Sometimes we immediately see how we can work together. There are moments when there is a lot of enthusiasm from both sides and a personal click, but we just can’t find a way how to take it to the next step. The meetings stop and all effort seems to have been no more than a “learning experience”. I deliberately wrote seems. Because the output of these discontinued conversations often proofs to be very valuable in the long run. Let me give you an example.
Smart smoke detector
We were in contact with the people behind the successful payment app Tikkie but we couldn’t find an appealing use case. At CES 2018 we came in contact with the largest Dutch telco KPN and we tried for months to find a mutually beneficial way to work together but found ourselves not doing so yet. On top of that we had ongoing conversations with the online retailer of smart products 50Five, who investigated a partnership with us to sell relevant use cases instead of mere product features.
It seemed like we were right on our way to having another three learning experiences…
Until KPN suggested to combine their SMS service with the Tikkie payment services. Together with our Olisto platform, we could send out payment requests initiated by the smart devices we already connect to our platform. When 50Five asked us to come up with relevant use cases within the security domain, it immediately made us think of the use case my partner Arjen was advocating for years: the smart smoke detector which automatically orders its replacement batteries.
Suddenly the previous conversations and activities with these different companies made a lot of sense. We had already created an integration with the KPN SMS platform, we had already examined the integration with Tikkie and we already connected the Nest Protect smoke detector to our Olisto platform. Now, we had a customer asking us to combine all of this. Without any development effort needed at the side from our partners we were able to quickly realize this new innovative use case.
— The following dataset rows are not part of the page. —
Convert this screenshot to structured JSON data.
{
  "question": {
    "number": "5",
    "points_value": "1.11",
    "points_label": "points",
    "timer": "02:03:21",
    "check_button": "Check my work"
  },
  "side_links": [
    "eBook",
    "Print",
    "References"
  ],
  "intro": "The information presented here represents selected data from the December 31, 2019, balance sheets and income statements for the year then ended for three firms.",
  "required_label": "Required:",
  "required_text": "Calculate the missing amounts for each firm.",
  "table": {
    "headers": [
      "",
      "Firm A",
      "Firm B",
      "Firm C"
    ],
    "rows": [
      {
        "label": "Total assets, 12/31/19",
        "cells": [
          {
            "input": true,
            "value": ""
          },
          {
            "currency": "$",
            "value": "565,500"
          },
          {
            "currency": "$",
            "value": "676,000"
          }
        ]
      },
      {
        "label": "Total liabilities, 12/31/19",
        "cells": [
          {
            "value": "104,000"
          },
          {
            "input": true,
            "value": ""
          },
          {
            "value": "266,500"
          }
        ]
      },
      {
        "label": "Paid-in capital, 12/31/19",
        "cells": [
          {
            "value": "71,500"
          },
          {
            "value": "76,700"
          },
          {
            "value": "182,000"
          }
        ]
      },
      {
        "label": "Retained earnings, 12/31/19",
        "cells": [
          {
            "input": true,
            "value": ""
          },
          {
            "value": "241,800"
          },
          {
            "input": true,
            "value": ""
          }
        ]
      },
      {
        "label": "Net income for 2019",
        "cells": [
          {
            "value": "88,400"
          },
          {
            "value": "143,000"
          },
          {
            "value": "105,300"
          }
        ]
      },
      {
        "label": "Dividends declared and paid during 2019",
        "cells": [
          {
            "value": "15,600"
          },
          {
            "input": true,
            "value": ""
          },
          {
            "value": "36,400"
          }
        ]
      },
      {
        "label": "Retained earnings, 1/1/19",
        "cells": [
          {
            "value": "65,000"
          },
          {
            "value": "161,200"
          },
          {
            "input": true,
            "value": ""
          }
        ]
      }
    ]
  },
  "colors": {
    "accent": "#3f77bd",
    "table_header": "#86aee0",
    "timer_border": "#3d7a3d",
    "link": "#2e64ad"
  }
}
When I am involved in talks and activities with various companies, and I have no clue where we will end up, I still see this as something positive. As long as both sides feel that there must be some way to enhance each other, we will do so in the end. What we actually do during these exercises is to create new puzzle pieces. The difference with the jigsaw puzzle of my primary school is that nobody knows how the end picture will look like. And nobody knows whether it is feasible. But as we create more and more puzzle pieces with more and more companies, the chance that some of them will fit together to create a splendid new picture is inevitable.